Il principio di libera circolazione delle merci è una delle quattro libertà fondamentali dell’Unione europea (persone, servizi, merci e capitali), regolato dall’art. 28 all’art. 37 del Trattato sul funzionamento dell’Unione europea (TFUE).

La libertà di circolazione delle merci si fonda sull’unione doganale e sulla proibizione di limiti quantitativi di importazione ed esportazione, così come di misure ad effetto equivalente (cioè, ogni misura che, anche se non qualificabile come dazio, abbia comunque un effetto discriminatorio o restrittivo degli scambi intracomunitari). Tali divieti, sono derogabili, ma solo per motivi di moralità pubblica, ordine pubblico, pubblica sicurezza, tutela della vita delle persone, protezione del patrimonio, artistico, storico ed archeologico, tutela della proprietà industriale o commerciale; le eccezioni non devono, comunque, costituire una discriminazione o restrizione dissimulata e devono rispettare i principi di proporzionalità e di idoneità al raggiungimento dello scopo.

Nel marzo 2019, le autorità ungheresi avevano ingiunto alla Pharma Expressz di cessare la commercializzazione in Ungheria di medicinali non soggetti a prescrizione medica privi, nello stesso Stato, di un’autorizzazione (AIC) in tal senso rilasciata dalle autorità ungheresi o dalla Commissione europea.
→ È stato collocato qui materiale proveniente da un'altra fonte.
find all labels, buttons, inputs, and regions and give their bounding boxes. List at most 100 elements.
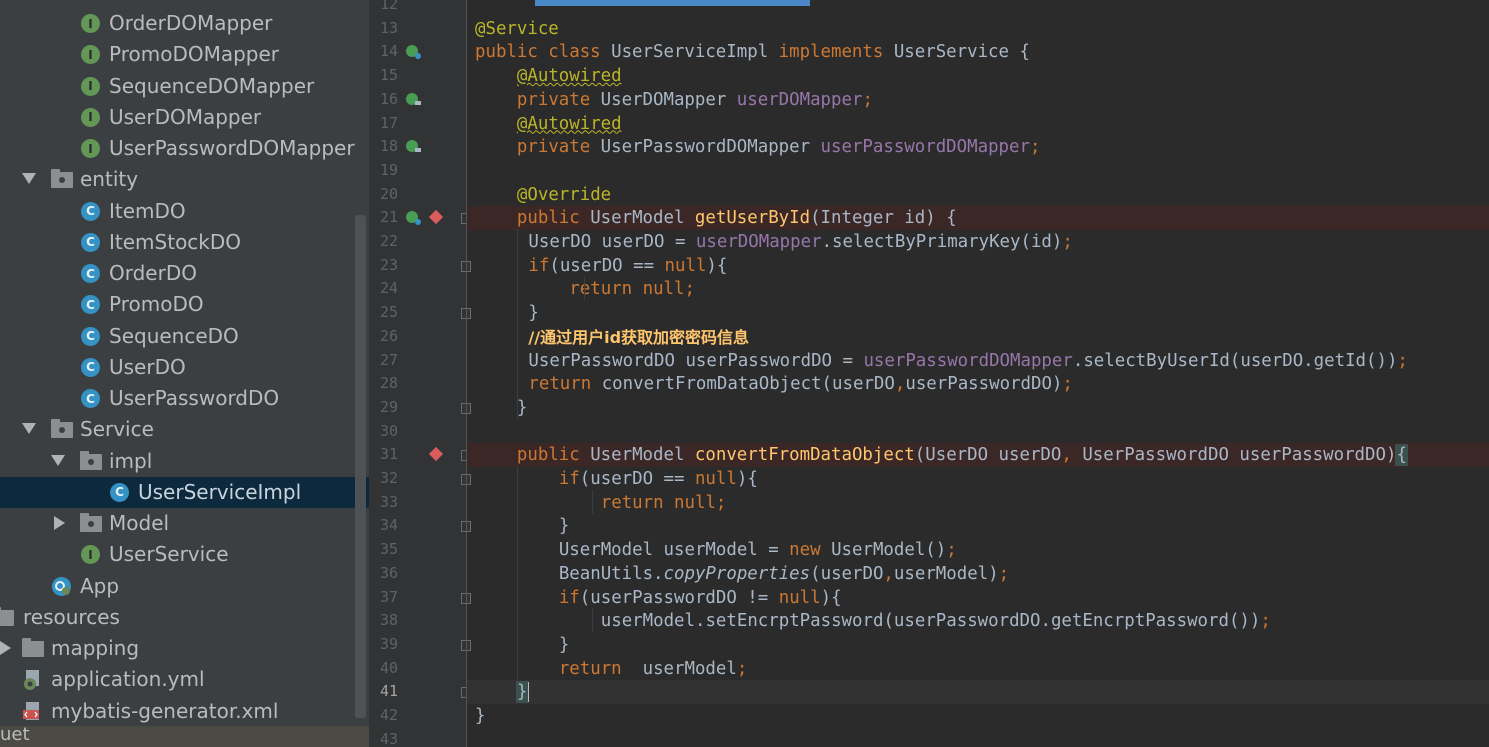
code-line[interactable]: @Autowired (467, 64, 1489, 88)
code-line[interactable]: public UserModel getUserById(Integer id)… (467, 206, 1489, 230)
gutter-line[interactable]: 38 (369, 609, 466, 633)
code-line[interactable] (467, 159, 1489, 183)
autowired-navigate-icon[interactable] (406, 140, 421, 153)
gutter-line[interactable]: 28 (369, 372, 466, 396)
code-line[interactable]: UserModel userModel = new UserModel(); (467, 538, 1489, 562)
tree-item-userpassworddo[interactable]: C UserPasswordDO (0, 383, 369, 414)
tree-item-model[interactable]: Model (0, 508, 369, 539)
expand-arrow-icon[interactable] (22, 173, 36, 185)
gutter-line[interactable]: 37 (369, 586, 471, 610)
code-line[interactable]: return userModel; (467, 657, 1489, 681)
code-line[interactable]: public UserModel convertFromDataObject(U… (467, 443, 1489, 467)
gutter-line[interactable]: 25 (369, 301, 471, 325)
gutter-line[interactable]: 35 (369, 538, 466, 562)
gutter-line[interactable]: 43 (369, 728, 466, 747)
code-line[interactable]: UserPasswordDO userPasswordDO = userPass… (467, 349, 1489, 373)
code-line[interactable]: UserDO userDO = userDOMapper.selectByPri… (467, 230, 1489, 254)
code-line[interactable] (467, 728, 1489, 747)
spring-bean-icon[interactable] (406, 45, 421, 60)
tree-item-promodomapper[interactable]: I PromoDOMapper (0, 39, 369, 70)
gutter-line[interactable]: 21 (369, 206, 471, 230)
tree-item-sequencedomapper[interactable]: I SequenceDOMapper (0, 71, 369, 102)
gutter-line[interactable]: 39 (369, 633, 471, 657)
code-line[interactable]: private UserPasswordDOMapper userPasswor… (467, 135, 1489, 159)
code-line[interactable]: return null; (467, 491, 1489, 515)
gutter-line[interactable]: 19 (369, 159, 466, 183)
tree-item-userservice[interactable]: I UserService (0, 539, 369, 570)
gutter-line[interactable]: 29 (369, 396, 471, 420)
gutter-line[interactable]: 12 (369, 0, 466, 17)
gutter-line[interactable]: 18 (369, 135, 466, 159)
code-line[interactable]: return convertFromDataObject(userDO,user… (467, 372, 1489, 396)
gutter-line[interactable]: 33 (369, 491, 466, 515)
gutter-line[interactable]: 42 (369, 704, 466, 728)
gutter-line[interactable]: 24 (369, 277, 466, 301)
code-line[interactable]: } (467, 301, 1489, 325)
code-line[interactable]: @Service (467, 17, 1489, 41)
code-line[interactable]: BeanUtils.copyProperties(userDO,userMode… (467, 562, 1489, 586)
code-line[interactable]: } (467, 396, 1489, 420)
code-line[interactable] (467, 0, 1489, 17)
code-line[interactable]: } (467, 680, 1489, 704)
editor-gutter[interactable]: 12 13 14 15 16 17 18 19 20 21 22 23 24 25 26 27 28 29 30 31… (369, 0, 471, 747)
tree-item-sequencedo[interactable]: C SequenceDO (0, 321, 369, 352)
gutter-line[interactable]: 23 (369, 254, 471, 278)
tree-item-orderdo[interactable]: C OrderDO (0, 258, 369, 289)
collapse-arrow-icon[interactable] (0, 641, 11, 655)
gutter-line[interactable]: 15 (369, 64, 466, 88)
bottom-tool-tab[interactable]: uet (0, 724, 369, 747)
gutter-line[interactable]: 32 (369, 467, 471, 491)
code-line[interactable]: if(userDO == null){ (467, 254, 1489, 278)
tree-item-orderdomapper[interactable]: I OrderDOMapper (0, 8, 369, 39)
gutter-line[interactable]: 17 (369, 112, 466, 136)
breakpoint-icon[interactable] (428, 447, 444, 462)
code-line[interactable]: if(userDO == null){ (467, 467, 1489, 491)
tree-item-userserviceimpl[interactable]: C UserServiceImpl (0, 476, 369, 508)
tree-item-application-yml[interactable]: application.yml (0, 664, 369, 695)
code-line[interactable]: @Autowired (467, 112, 1489, 136)
tree-item-impl[interactable]: impl (0, 446, 369, 477)
tree-item-app[interactable]: App (0, 571, 369, 602)
code-line[interactable]: @Override (467, 183, 1489, 207)
tree-item-mapping[interactable]: mapping (0, 633, 369, 664)
tree-item-promodo[interactable]: C PromoDO (0, 289, 369, 320)
tree-scrollbar[interactable] (355, 215, 366, 718)
code-line[interactable]: } (467, 704, 1489, 728)
breakpoint-icon[interactable] (428, 210, 444, 225)
tree-item-itemstockdo[interactable]: C ItemStockDO (0, 227, 369, 258)
gutter-line[interactable]: 22 (369, 230, 466, 254)
autowired-navigate-icon[interactable] (406, 92, 421, 105)
gutter-line[interactable]: 31 (369, 443, 471, 467)
code-line[interactable]: } (467, 633, 1489, 657)
gutter-line[interactable]: 30 (369, 420, 466, 444)
code-line[interactable]: private UserDOMapper userDOMapper; (467, 88, 1489, 112)
expand-arrow-icon[interactable] (22, 423, 36, 435)
gutter-line[interactable]: 26 (369, 325, 466, 349)
code-line[interactable]: //通过用户id获取加密密码信息 (467, 325, 1489, 349)
gutter-line[interactable]: 40 (369, 657, 466, 681)
code-editor[interactable]: 12 13 14 15 16 17 18 19 20 21 22 23 24 25 26 27 28 29 30 31… (369, 0, 1489, 747)
tree-item-userdomapper[interactable]: I UserDOMapper (0, 102, 369, 133)
tree-item-entity[interactable]: entity (0, 164, 369, 195)
code-line[interactable] (467, 420, 1489, 444)
tree-item-userdo[interactable]: C UserDO (0, 352, 369, 383)
gutter-line[interactable]: 36 (369, 562, 466, 586)
code-line[interactable]: userModel.setEncrptPassword(userPassword… (467, 609, 1489, 633)
code-line[interactable]: } (467, 514, 1489, 538)
tree-item-resources[interactable]: resources (0, 602, 369, 633)
gutter-line[interactable]: 14 (369, 40, 466, 64)
collapse-arrow-icon[interactable] (54, 516, 65, 530)
expand-arrow-icon[interactable] (51, 454, 65, 466)
gutter-line[interactable]: 16 (369, 88, 466, 112)
gutter-line[interactable]: 27 (369, 349, 466, 373)
gutter-line[interactable]: 41 (369, 680, 471, 704)
gutter-line[interactable]: 20 (369, 183, 466, 207)
gutter-line[interactable]: 13 (369, 17, 466, 41)
tree-item-service[interactable]: Service (0, 414, 369, 445)
tree-item-mybatis-generator-xml[interactable]: mybatis-generator.xml (0, 696, 369, 727)
gutter-line[interactable]: 34 (369, 514, 471, 538)
override-method-icon[interactable] (406, 211, 421, 226)
tree-item-itemdo[interactable]: C ItemDO (0, 196, 369, 227)
tree-item-userpassworddomapper[interactable]: I UserPasswordDOMapper (0, 133, 369, 164)
code-line[interactable]: public class UserServiceImpl implements … (467, 40, 1489, 64)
In base alla normativa ungherese, infatti, i medicinali che non dispongono di tale autorizzazione possono essere commercializzati solo nel caso in cui il loro uso per scopi medici sia stato notificato alle autorità da un medico prescrittore, il quale deve ottenere da quest’ultima una dichiarazione relativa a tale uso.

La Pharma Expressz aveva importato più volte un certo medicinale da un altro Stato membro dell’Unione europea nel quale esso aveva ottenuto l’AIC ed era stato classificato come medicinale non soggetto a prescrizione medica, immettendolo nel circuito commerciale ungherese nel quale, però, era privo dell’autorizzazione necessaria. Di conseguenza, l’Istituto nazionale di farmacia e nutrizione aveva ingiunto alla società di astenersi dal metterlo in commercio sul mercato ungherese.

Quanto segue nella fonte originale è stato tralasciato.